4. Yerli Uydu ve Haberleşme Ağı

Askeri iletişim ve veri trafiği için bağımsız, milli kriptolu uydu haberleşme ağı tamamlanmalıdır. GPS ve GLONASS'a alternatif olarak Türkiye merkezli bir konumlama sistemi planlanmalıdır. Türkiye, kendi GPS benzeri konumlama sistemi (örneğin TÜRKSAT üzerinden geliştirilecek bölgesel sistem) kurmalıdır. Kamu kurumlarında kullanılan tüm dijital sistemler için milli işletim sistemleri, milli yazılımlar ve ağ protokolleri geliştirilip kullanılmalı.

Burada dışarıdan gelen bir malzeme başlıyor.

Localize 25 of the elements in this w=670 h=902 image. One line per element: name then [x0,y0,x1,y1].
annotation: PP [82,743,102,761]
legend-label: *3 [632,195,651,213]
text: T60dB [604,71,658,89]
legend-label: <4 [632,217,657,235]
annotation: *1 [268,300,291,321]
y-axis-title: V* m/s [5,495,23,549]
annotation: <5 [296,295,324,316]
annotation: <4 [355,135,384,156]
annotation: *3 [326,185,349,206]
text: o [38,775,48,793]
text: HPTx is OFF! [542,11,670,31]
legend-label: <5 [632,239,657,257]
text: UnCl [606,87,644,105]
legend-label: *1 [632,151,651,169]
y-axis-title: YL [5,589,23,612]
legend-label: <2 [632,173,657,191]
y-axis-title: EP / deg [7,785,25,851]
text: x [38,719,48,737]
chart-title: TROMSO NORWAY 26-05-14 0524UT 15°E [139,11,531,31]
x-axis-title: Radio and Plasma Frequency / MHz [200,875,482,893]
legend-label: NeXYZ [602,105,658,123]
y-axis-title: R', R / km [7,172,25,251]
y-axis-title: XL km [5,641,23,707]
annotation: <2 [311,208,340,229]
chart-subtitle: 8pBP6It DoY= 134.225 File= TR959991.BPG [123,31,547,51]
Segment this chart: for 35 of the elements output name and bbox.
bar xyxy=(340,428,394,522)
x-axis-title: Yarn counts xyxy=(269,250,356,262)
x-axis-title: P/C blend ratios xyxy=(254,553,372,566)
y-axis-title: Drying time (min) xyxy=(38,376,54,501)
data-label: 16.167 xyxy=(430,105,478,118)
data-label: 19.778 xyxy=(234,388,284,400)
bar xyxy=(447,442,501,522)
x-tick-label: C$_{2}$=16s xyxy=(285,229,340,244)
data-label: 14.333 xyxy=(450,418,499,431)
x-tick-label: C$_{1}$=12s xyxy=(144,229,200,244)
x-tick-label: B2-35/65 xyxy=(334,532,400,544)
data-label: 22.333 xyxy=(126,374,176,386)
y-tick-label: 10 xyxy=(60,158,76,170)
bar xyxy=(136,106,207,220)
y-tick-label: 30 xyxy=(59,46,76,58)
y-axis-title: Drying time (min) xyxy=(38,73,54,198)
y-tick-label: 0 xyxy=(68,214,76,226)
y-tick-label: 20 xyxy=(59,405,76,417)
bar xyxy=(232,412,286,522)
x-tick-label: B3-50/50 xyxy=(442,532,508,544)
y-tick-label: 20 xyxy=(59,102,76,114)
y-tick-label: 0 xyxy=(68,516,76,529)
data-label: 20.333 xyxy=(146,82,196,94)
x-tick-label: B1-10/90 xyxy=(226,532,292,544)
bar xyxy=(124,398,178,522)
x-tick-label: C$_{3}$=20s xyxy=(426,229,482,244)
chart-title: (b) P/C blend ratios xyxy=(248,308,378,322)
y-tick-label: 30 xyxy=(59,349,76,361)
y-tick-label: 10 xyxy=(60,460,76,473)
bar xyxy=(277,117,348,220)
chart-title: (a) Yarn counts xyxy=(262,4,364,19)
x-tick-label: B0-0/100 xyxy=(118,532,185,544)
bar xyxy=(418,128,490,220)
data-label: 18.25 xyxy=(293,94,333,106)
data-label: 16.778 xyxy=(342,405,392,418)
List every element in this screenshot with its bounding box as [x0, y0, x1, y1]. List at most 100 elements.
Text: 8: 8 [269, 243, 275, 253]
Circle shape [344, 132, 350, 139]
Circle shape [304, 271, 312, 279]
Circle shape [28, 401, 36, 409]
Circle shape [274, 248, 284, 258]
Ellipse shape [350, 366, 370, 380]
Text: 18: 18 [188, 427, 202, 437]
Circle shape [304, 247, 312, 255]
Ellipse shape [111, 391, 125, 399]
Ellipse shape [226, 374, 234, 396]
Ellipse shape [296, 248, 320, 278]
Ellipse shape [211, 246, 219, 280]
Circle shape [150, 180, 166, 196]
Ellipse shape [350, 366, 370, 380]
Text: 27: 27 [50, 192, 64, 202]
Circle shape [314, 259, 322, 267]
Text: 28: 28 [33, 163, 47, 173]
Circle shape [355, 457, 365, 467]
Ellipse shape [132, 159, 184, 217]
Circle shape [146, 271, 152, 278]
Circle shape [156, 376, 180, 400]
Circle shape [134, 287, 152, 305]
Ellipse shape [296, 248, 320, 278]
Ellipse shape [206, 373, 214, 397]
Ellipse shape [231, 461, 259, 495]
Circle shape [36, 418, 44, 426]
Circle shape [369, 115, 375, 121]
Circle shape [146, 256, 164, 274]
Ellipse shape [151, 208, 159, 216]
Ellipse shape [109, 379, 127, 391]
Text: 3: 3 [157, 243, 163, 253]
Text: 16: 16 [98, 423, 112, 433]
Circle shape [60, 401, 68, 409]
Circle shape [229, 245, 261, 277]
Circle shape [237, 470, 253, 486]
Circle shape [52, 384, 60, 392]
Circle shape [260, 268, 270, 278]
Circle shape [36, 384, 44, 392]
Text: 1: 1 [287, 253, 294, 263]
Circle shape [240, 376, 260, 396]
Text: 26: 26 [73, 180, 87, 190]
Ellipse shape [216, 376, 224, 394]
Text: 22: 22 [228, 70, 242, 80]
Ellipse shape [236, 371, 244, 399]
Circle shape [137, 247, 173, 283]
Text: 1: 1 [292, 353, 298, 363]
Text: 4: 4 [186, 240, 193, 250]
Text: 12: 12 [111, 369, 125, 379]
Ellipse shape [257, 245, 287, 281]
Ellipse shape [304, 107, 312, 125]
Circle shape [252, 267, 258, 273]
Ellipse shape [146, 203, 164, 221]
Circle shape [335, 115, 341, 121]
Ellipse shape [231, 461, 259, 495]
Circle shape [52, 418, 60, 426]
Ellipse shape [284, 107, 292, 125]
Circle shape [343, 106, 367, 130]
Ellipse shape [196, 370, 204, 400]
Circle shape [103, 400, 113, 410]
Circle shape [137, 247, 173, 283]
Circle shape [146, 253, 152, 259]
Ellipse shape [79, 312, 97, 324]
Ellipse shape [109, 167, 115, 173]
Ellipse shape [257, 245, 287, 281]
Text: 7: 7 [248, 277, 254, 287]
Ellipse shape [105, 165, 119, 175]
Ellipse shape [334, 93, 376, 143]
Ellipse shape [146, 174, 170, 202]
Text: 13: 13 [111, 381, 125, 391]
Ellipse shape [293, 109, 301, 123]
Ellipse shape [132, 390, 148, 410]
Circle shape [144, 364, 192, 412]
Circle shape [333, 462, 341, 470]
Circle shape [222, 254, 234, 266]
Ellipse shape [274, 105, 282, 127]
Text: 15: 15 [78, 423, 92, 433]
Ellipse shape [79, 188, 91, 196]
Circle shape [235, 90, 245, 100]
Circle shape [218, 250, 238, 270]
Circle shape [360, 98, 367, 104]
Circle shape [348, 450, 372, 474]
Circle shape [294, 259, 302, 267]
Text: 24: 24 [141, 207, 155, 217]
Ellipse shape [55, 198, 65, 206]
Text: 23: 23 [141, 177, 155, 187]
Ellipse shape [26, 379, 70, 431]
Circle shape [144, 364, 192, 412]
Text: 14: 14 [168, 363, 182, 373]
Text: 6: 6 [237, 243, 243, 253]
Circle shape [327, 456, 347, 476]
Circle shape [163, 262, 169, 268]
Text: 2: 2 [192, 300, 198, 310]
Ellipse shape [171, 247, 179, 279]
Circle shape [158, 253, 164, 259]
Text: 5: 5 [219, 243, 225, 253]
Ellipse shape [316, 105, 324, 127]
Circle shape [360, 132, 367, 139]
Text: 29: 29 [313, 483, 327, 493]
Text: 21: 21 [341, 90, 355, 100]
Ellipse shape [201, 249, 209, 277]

Türkiye Geç Kalırsa Bedel Ağır Olur

İsrail’in İran’a, Ukrayna’nın Rusya’ya karşı yürüttüğü karmaşık operasyonlar sadece iki ülkenin savaşı değildir. Bu operasyonlar, Türkiye gibi bölgesel güçlerin nasıl kuşatılabileceğini gösteren tatbikatlardır.

Eğer Türkiye bu hibrit savaş dönemine geleneksel reflekslerle değil, çağın ruhunu kavrayan akılcı, entegre ve teknolojik bir güvenlik vizyonuyla yaklaşırsa, bu karmaşık coğrafyada ayakta kalan az sayıda ülkeden biri olacaktır. İsrail’in İran’a, Ukrayna’nın Rusya’ya karşı yürüttüğü operasyonlar, artık savaşın yüzünün tamamen değiştiğini gösteriyor. Tanklar ve tüfekler değil; bilgi, zeka, yazılım ve istihbarat bu savaşların en güçlü silahları haline geldi. Bu yeni gerçekliği ilk kavrayan ülkeler, geleceğin galibi olacak. Türkiye bu yeni dönemi doğru okuyamazsa, görünmeyen savaşların görünür kaybedeni olabilir. Ama erken kavrayıp harekete geçerse, hibrit harp döneminde bölgenin en güçlü siber ve psikolojik savunma kalkanına sahip ülkesi haline gelebilir. Artık savaşın cephesi yok. Her yer cephe. Her an savaş. Her birey hedef. Ve her bilgi mühimmat.

Ve unutulmamalıdır:

Tankı değil, terabaytı önceleyen; askeri değil, zekayı öne çıkaran sistemler kuranlar geleceği yönetecek.